Now, ask me what my DH would say...:teeth:

Yup, I'm with you. My parents felt that way too, and when DH and I travelled with them when I was 22, there was no question that DH and I would have our own room. Mind you, we were engaged but not married yet.

At 18 I would hesitate more, and there would have to be compelling reasons why I would think it was appropriate, but my though process would be similar to yours.
 
An 18 year old is an adult, and it would not be my place to tell my child at that age what he could do. It is my place to teach him the values I think he should have, but when he is an adult, it is really up to him what he chooses to do.

I can't imagine bringing a girlfriend along on vacation unless the relationship was very serious anyways. If it was not, I would solve the whole problem by leaving her at home. ;)
 
Aidensmom said:
An 18 year old is an adult, and it would not be my place to tell my child at that age what he could do. It is my place to teach him the values I think he should have, but when he is an adult, it is really up to him what he chooses to do.

I can't imagine bringing a girlfriend along on vacation unless the relationship was very serious anyways. If it was not, I would solve the whole problem by leaving her at home. ;)

amen.


and we went through this with dd a while back wanting her boy friend to go camping with us. no he stays home. end of discussion,

heck my mom made dw and i sleep in seperate rooms for the first two years we lived together before ew got married
 
FroggyinArk said:
amen.


and we went through this with dd a while back wanting her boy friend to go camping with us. no he stays home. end of discussion,

heck my mom made dw and i sleep in seperate rooms for the first two years we lived together before ew got married

Don't remind me. :rolleyes2 and we were in our 30's :rotfl:
 
My inlaws took Mark and I on several trips together before we were married, and we always stayed in the same room. We were living together.

I think on the first trip they were a little uncomfortable, but honestly- it wasn't like we were going on a trip WITH THE PARENTS for a sexy getaway! :lmao:

Now we're married, and they officially know we're doing it. :rotfl:
 
My boyfriend and I spent five nights in Disney when we were 20 and 19. We celebrated finishing our freshman years @ Pton. We saved up all year to do it, and paid our own way. It was a great time - really fun.
 
To the person who said they aren't doing it in Mom and Dad's house: YES THEY AAAARRRREEE!

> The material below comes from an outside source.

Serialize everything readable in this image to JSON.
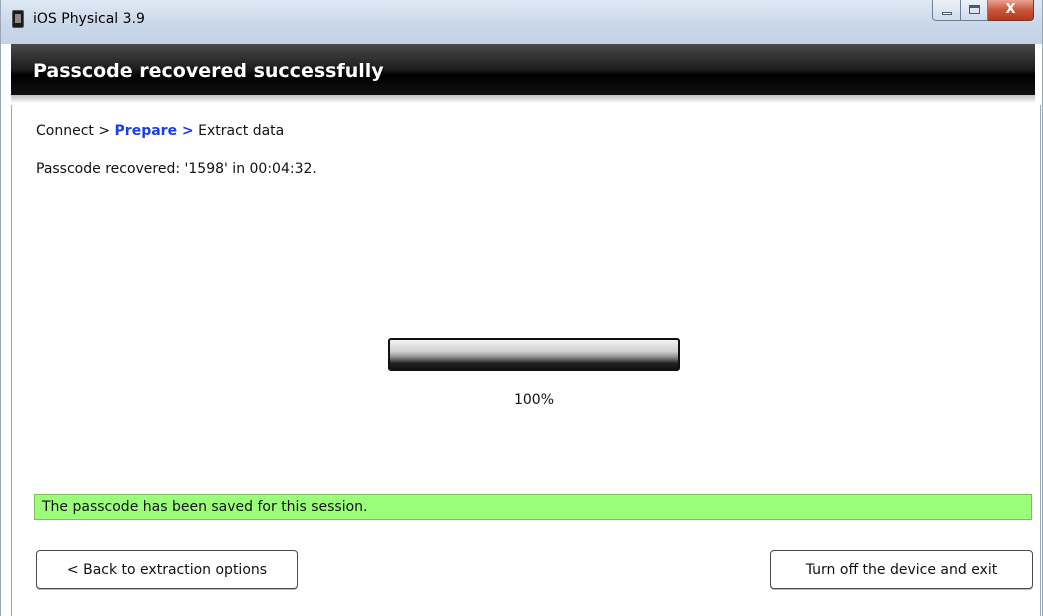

If there's a will, there's a way with teens. Not to say I did that- I didn't do anything until I was 19 (an old maid by some standards), but I know plenty of kids who did!
 
Froggyswife said:
Don't remind me. :rolleyes2 and we were in our 30's :rotfl:


but we put a stop to that when they came to our house and we made them sleep in seperate rooms.
 
FroggyinArk said:
but we put a stop to that when they came to our house and we made them sleep in seperate rooms.

This made me :rotfl2: :rotfl2: :rotfl2:
 
FroggyinArk said:
amen.


and we went through this with dd a while back wanting her boy friend to go camping with us. no he stays home. end of discussion,

heck my mom made dw and i sleep in seperate rooms for the first two years we lived together before ew got married

That doesn't count our dd is only 14 of course the answer was NO!!!!!!!!

:sad2: Sometimes I wonder about you hon.
 
If my adult child was supporting themselves, theya re obviously allowed to do whatever they want. But, if it is a trip where I am supporting them and it's obvious that I am paying for the trip as a parent (not a gift), then I would not pay for them to have a separate room. And it's unlikely the BF/GF would be invited.

I just don't believe in paying for my children to play house. When they are in a relationship to that point, it's up to them to take care of financing their lifestyle.

I also do not pay for birth control. If you are mature enough to make that decision, you are mature enough to take care of paying for it too. JMHO.
 
beckmrk04 said:
To the person who said they aren't doing it in Mom and Dad's house: YES THEY AAAARRRREEE
LOL, but not with my blessing and it would not be pretty if they were caught.